Mechanical and cold
It was about 150 years ago that the British physician Joseph Mortimer Granville invented and developed the first electric vibrator. The gadget was used for all sorts of ailments, from muscular pain and constipation to backache and diabetes. Vibrators looked more or less the same way until the 1960s: mechanical, functional and cold. They say a great deal about the gender-normative view of sexuality and also show that designers were mostly cisgender men. The sexual revolution changed all that and focused greater attention on female pleasure and the clitoris.
And then there was Tarzan. A vibrator developed by the Japanese company Vibratex, which was on pretty much everyone’s wish list in the 1970s.
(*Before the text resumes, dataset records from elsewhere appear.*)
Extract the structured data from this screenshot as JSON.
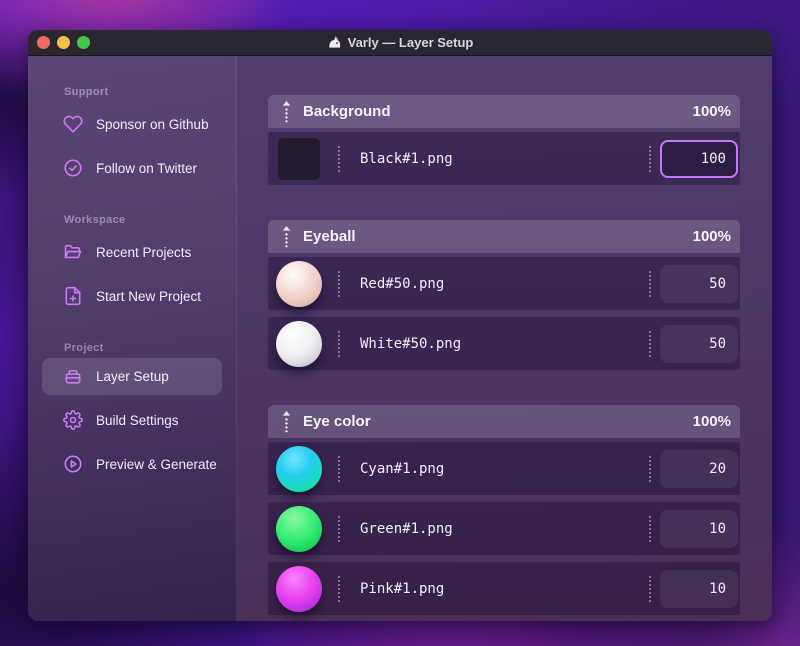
{
  "window": {
    "title": "Varly — Layer Setup"
  },
  "titlebar": {
    "traffic_lights": [
      {
        "name": "close-button",
        "color": "#ed6a5e"
      },
      {
        "name": "minimize-button",
        "color": "#f4bf4b"
      },
      {
        "name": "zoom-button",
        "color": "#43c748"
      }
    ]
  },
  "sidebar": {
    "sections": [
      {
        "label": "Support",
        "items": [
          {
            "label": "Sponsor on Github",
            "icon": "heart-icon"
          },
          {
            "label": "Follow on Twitter",
            "icon": "verified-check-icon"
          }
        ]
      },
      {
        "label": "Workspace",
        "items": [
          {
            "label": "Recent Projects",
            "icon": "folder-open-icon"
          },
          {
            "label": "Start New Project",
            "icon": "file-plus-icon"
          }
        ]
      },
      {
        "label": "Project",
        "items": [
          {
            "label": "Layer Setup",
            "icon": "layers-icon",
            "active": true
          },
          {
            "label": "Build Settings",
            "icon": "gear-icon"
          },
          {
            "label": "Preview & Generate",
            "icon": "play-circle-icon"
          }
        ]
      }
    ]
  },
  "layers": {
    "groups": [
      {
        "name": "Background",
        "weight": "100%",
        "items": [
          {
            "file": "Black#1.png",
            "value": "100",
            "thumb": "black-square",
            "focused": true
          }
        ]
      },
      {
        "name": "Eyeball",
        "weight": "100%",
        "items": [
          {
            "file": "Red#50.png",
            "value": "50",
            "thumb": "red-sphere"
          },
          {
            "file": "White#50.png",
            "value": "50",
            "thumb": "white-sphere"
          }
        ]
      },
      {
        "name": "Eye color",
        "weight": "100%",
        "items": [
          {
            "file": "Cyan#1.png",
            "value": "20",
            "thumb": "cyan-sphere"
          },
          {
            "file": "Green#1.png",
            "value": "10",
            "thumb": "green-sphere"
          },
          {
            "file": "Pink#1.png",
            "value": "10",
            "thumb": "pink-sphere"
          }
        ]
      }
    ]
  },
  "colors": {
    "accent": "#c97df2",
    "focus_border": "#c678fa",
    "header_bg_tint": "#6a547f",
    "row_bg": "#3f2b58",
    "titlebar_bg": "#2b2731"
  }
}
Its success had everything to do with its triple stimulation. The design – a little man with a monkey between his legs – looked like a toy. Which was important, because sex toys were banned in Japan. Despite this, Tarzan competed with the Hitachi Magic Wand – a vibrator initially introduced in 1968 as a massager. The toy became so popular – due in part to Betty Dodson’s legendary masturbation workshops in the early 1970s – that the hit American TV series Sex and the City devoted an entire episode to the toy in 2002.
Something for everyone
Much has changed since the beginning of this century, due not least to technological advances, the rise of the Internet and free access to information. Heteronormative standards are shifting and sex toys are now being designed for and by individuals with diverse sexual preferences and gender identities.